A theme in this blog has been that looking at the US Supreme Court only through the usual lens of party politics is a distortive lens: i.e. the Blue-Red Goggles (“BRGs” for short). If we put those BRGs aside, we can see a creative judicial process at work involving, for now, eight justices who are more three-dimensionally, more realistically human than is revealed by the flattening effect of BRGs.  

Two SCOTUS decisions yesterday support our theme. By the way, a Court of only eight Justices is a great time to learn about how the Court works; it’s like a lab experiment that changes one variable and thereby gives more insight. One of the cases involved a challenge to the constitutionality of requiring public sector teachers to pay union dues as a condition of employment.
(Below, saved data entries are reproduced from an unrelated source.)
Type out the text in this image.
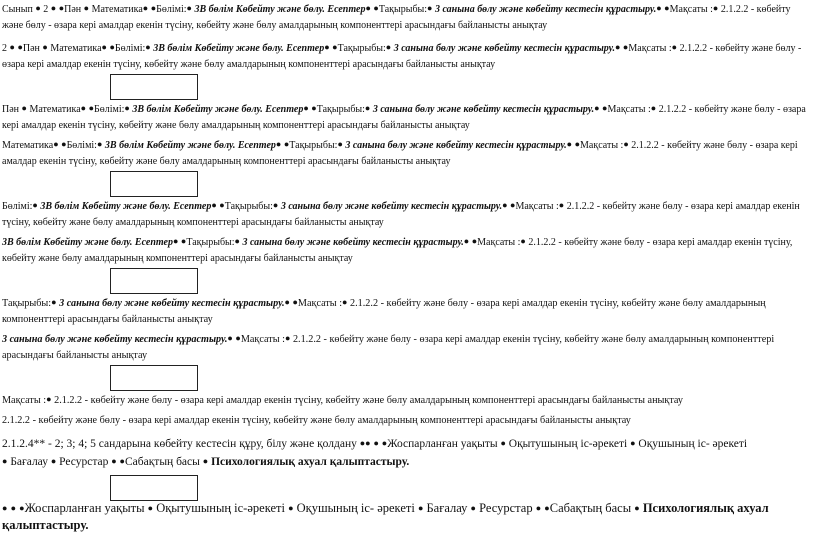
Сынып ● 2 ● ●Пән ● Математика● ●Бөлімі:● 3В бөлім Көбейту және бөлу. Есептер● ●Тақырыбы:● 3 санына бөлу және көбейту кестесін құрастыру.● ●Мақсаты :● 2.1.2.2 - көбейту және бөлу - өзара кері амалдар екенін түсіну, көбейту және бөлу амалдарының компоненттері арасындағы байланысты анықтау

2 ● ●Пән ● Математика● ●Бөлімі:● 3В бөлім Көбейту және бөлу. Есептер● ●Тақырыбы:● 3 санына бөлу және көбейту кестесін құрастыру.● ●Мақсаты :● 2.1.2.2 - көбейту және бөлу - өзара кері амалдар екенін түсіну, көбейту және бөлу амалдарының компоненттері арасындағы байланысты анықтау

Пән ● Математика● ●Бөлімі:● 3В бөлім Көбейту және бөлу. Есептер● ●Тақырыбы:● 3 санына бөлу және көбейту кестесін құрастыру.● ●Мақсаты :● 2.1.2.2 - көбейту және бөлу - өзара кері амалдар екенін түсіну, көбейту және бөлу амалдарының компоненттері арасындағы байланысты анықтау

Математика● ●Бөлімі:● 3В бөлім Көбейту және бөлу. Есептер● ●Тақырыбы:● 3 санына бөлу және көбейту кестесін құрастыру.● ●Мақсаты :● 2.1.2.2 - көбейту және бөлу - өзара кері амалдар екенін түсіну, көбейту және бөлу амалдарының компоненттері арасындағы байланысты анықтау

Бөлімі:● 3В бөлім Көбейту және бөлу. Есептер● ●Тақырыбы:● 3 санына бөлу және көбейту кестесін құрастыру.● ●Мақсаты :● 2.1.2.2 - көбейту және бөлу - өзара кері амалдар екенін түсіну, көбейту және бөлу амалдарының компоненттері арасындағы байланысты анықтау

3В бөлім Көбейту және бөлу. Есептер● ●Тақырыбы:● 3 санына бөлу және көбейту кестесін құрастыру.● ●Мақсаты :● 2.1.2.2 - көбейту және бөлу - өзара кері амалдар екенін түсіну, көбейту және бөлу амалдарының компоненттері арасындағы байланысты анықтау

Тақырыбы:● 3 санына бөлу және көбейту кестесін құрастыру.● ●Мақсаты :● 2.1.2.2 - көбейту және бөлу - өзара кері амалдар екенін түсіну, көбейту және бөлу амалдарының компоненттері арасындағы байланысты анықтау

3 санына бөлу және көбейту кестесін құрастыру.● ●Мақсаты :● 2.1.2.2 - көбейту және бөлу - өзара кері амалдар екенін түсіну, көбейту және бөлу амалдарының компоненттері арасындағы байланысты анықтау

Мақсаты :● 2.1.2.2 - көбейту және бөлу - өзара кері амалдар екенін түсіну, көбейту және бөлу амалдарының компоненттері арасындағы байланысты анықтау

2.1.2.2 - көбейту және бөлу - өзара кері амалдар екенін түсіну, көбейту және бөлу амалдарының компоненттері арасындағы байланысты анықтау

2.1.2.4** - 2; 3; 4; 5 сандарына көбейту кестесін құру, білу және қолдану ●● ● ●Жоспарланған уақыты ● Оқытушының іс-әрекеті ● Оқушының іс- әрекеті
● Бағалау ● Ресурстар ● ●Сабақтың басы ● Психологиялық ахуал қалыптастыру.

● ● ●Жоспарланған уақыты ● Оқытушының іс-әрекеті ● Оқушының іс- әрекеті ● Бағалау ● Ресурстар ● ●Сабақтың басы ● Психологиялық ахуал қалыптастыру.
The other case involved a challenge by religious organizations to the constitutionality of including contraception in health insurance plans.  
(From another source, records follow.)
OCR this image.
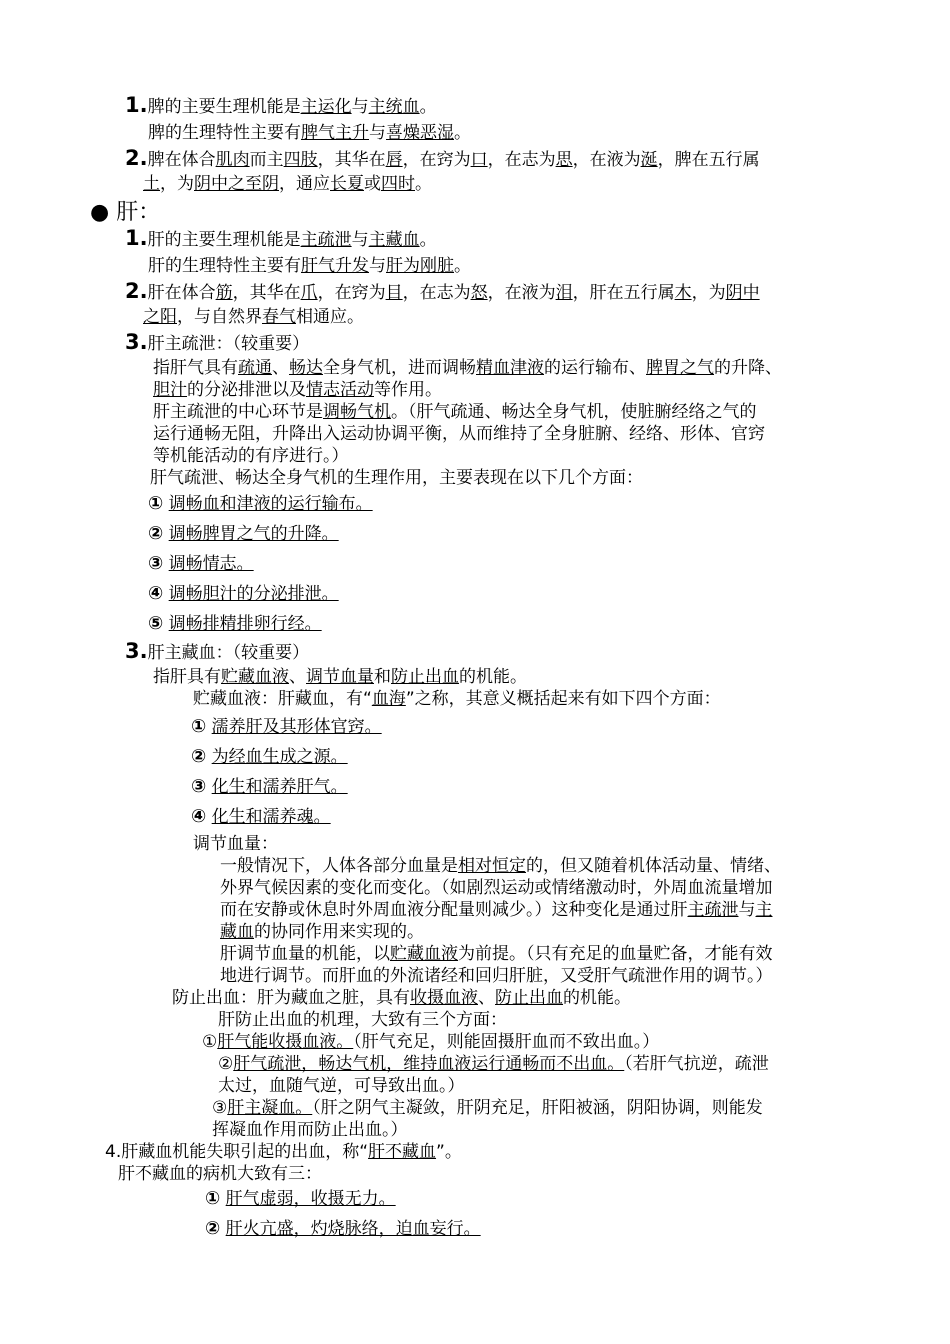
1.脾的主要生理机能是主运化与主统血。
脾的生理特性主要有脾气主升与喜燥恶湿。
2.脾在体合肌肉而主四肢，其华在唇，在窍为口，在志为思，在液为涎，脾在五行属
土，为阴中之至阴，通应长夏或四时。
● 肝：
1.肝的主要生理机能是主疏泄与主藏血。
肝的生理特性主要有肝气升发与肝为刚脏。
2.肝在体合筋，其华在爪，在窍为目，在志为怒，在液为泪，肝在五行属木，为阴中
之阳，与自然界春气相通应。
3.肝主疏泄：（较重要）
指肝气具有疏通、畅达全身气机，进而调畅精血津液的运行输布、脾胃之气的升降、
胆汁的分泌排泄以及情志活动等作用。
肝主疏泄的中心环节是调畅气机。（肝气疏通、畅达全身气机，使脏腑经络之气的
运行通畅无阻，升降出入运动协调平衡，从而维持了全身脏腑、经络、形体、官窍
等机能活动的有序进行。）
肝气疏泄、畅达全身气机的生理作用，主要表现在以下几个方面：
① 调畅血和津液的运行输布。
② 调畅脾胃之气的升降。
③ 调畅情志。
④ 调畅胆汁的分泌排泄。
⑤ 调畅排精排卵行经。
3.肝主藏血：（较重要）
指肝具有贮藏血液、调节血量和防止出血的机能。
贮藏血液：肝藏血，有“血海”之称，其意义概括起来有如下四个方面：
① 濡养肝及其形体官窍。
② 为经血生成之源。
③ 化生和濡养肝气。
④ 化生和濡养魂。
调节血量：
一般情况下，人体各部分血量是相对恒定的，但又随着机体活动量、情绪、
外界气候因素的变化而变化。（如剧烈运动或情绪激动时，外周血流量增加
而在安静或休息时外周血液分配量则减少。）这种变化是通过肝主疏泄与主
藏血的协同作用来实现的。
肝调节血量的机能，以贮藏血液为前提。（只有充足的血量贮备，才能有效
地进行调节。而肝血的外流诸经和回归肝脏，又受肝气疏泄作用的调节。）
防止出血：肝为藏血之脏，具有收摄血液、防止出血的机能。
肝防止出血的机理，大致有三个方面：
①肝气能收摄血液。（肝气充足，则能固摄肝血而不致出血。）
②肝气疏泄，畅达气机，维持血液运行通畅而不出血。（若肝气抗逆，疏泄
太过，血随气逆，可导致出血。）
③肝主凝血。（肝之阴气主凝敛，肝阴充足，肝阳被涵，阴阳协调，则能发
挥凝血作用而防止出血。）
4.肝藏血机能失职引起的出血，称“肝不藏血”。
肝不藏血的病机大致有三：
① 肝气虚弱，收摄无力。
② 肝火亢盛，灼烧脉络，迫血妄行。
While in the union dues case the Court split 4-4, in the contraception case the Court did not split 4-4 but sent the parties back to the drawing board to see if they could come up with a creative solution to the conflict between religious freedom and insurance-based contraception that offends the religious beliefs of some. In the contraception case, the Court even suggested a path to a creative solution.
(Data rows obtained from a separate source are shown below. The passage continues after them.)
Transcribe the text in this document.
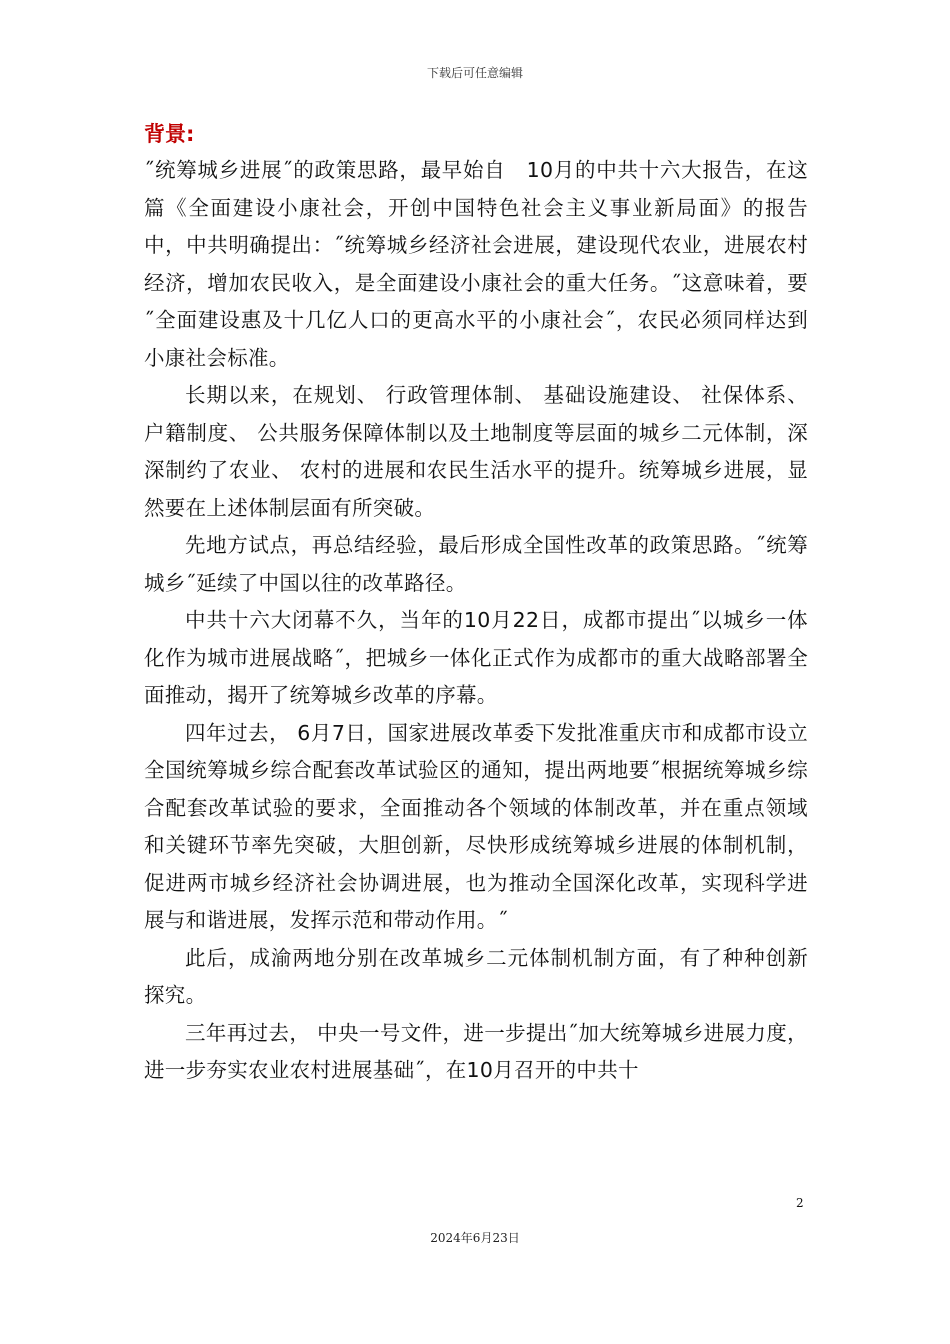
下载后可任意编辑
背景:

˝统筹城乡进展˝的政策思路，最早始自　10月的中共十六大报告，在这篇《全面建设小康社会，开创中国特色社会主义事业新局面》的报告中，中共明确提出：˝统筹城乡经济社会进展，建设现代农业，进展农村经济，增加农民收入，是全面建设小康社会的重大任务。˝这意味着，要˝全面建设惠及十几亿人口的更高水平的小康社会˝，农民必须同样达到小康社会标准。

长期以来，在规划、 行政管理体制、 基础设施建设、 社保体系、 户籍制度、 公共服务保障体制以及土地制度等层面的城乡二元体制，深深制约了农业、 农村的进展和农民生活水平的提升。统筹城乡进展，显然要在上述体制层面有所突破。

先地方试点，再总结经验，最后形成全国性改革的政策思路。˝统筹城乡˝延续了中国以往的改革路径。

中共十六大闭幕不久，当年的10月22日，成都市提出˝以城乡一体化作为城市进展战略˝，把城乡一体化正式作为成都市的重大战略部署全面推动，揭开了统筹城乡改革的序幕。

四年过去， 6月7日，国家进展改革委下发批准重庆市和成都市设立全国统筹城乡综合配套改革试验区的通知，提出两地要˝根据统筹城乡综合配套改革试验的要求，全面推动各个领域的体制改革，并在重点领域和关键环节率先突破，大胆创新，尽快形成统筹城乡进展的体制机制，促进两市城乡经济社会协调进展，也为推动全国深化改革，实现科学进展与和谐进展，发挥示范和带动作用。˝

此后，成渝两地分别在改革城乡二元体制机制方面，有了种种创新探究。

三年再过去， 中央一号文件，进一步提出˝加大统筹城乡进展力度，进一步夯实农业农村进展基础˝，在10月召开的中共十

2
2024年6月23日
BRGs would have wrongly predicted a 4-4 deadlock in both cases. Instead, we see eight Justices taking a much more nuanced and creative approach to case-by-case-problem-solving. 

A non-distorting lens on how the Court works is important in the current debate over filling the empty chair on the bench. History teaches that once a person puts on the lifetime-appointment robe of Supreme Court Justice, he or she puts on the robes of an independent judiciary. Once the robe goes on, plenty of Justices in plenty of cases have surprised and disappointed the special interest groups that pushed for their appointment. The current debate is laced with the historically weak assumption that the robes of independence won’t make a difference.

In my first job after law school, I served as a federal district court law clerk in Chicago for a remarkable judge with a busy and Chicago-tough docket. I watched the judge struggle with weighty decisions, like watching him send a businessman-gone-astray to jail as the young family looked on. And I felt the silence after the sentencing as we returned to the judge’s chambers and watched the judge close his door to be alone for a while before going back out for his next case. This wasn’t about politics. It was about the hard, real job of judging and justice.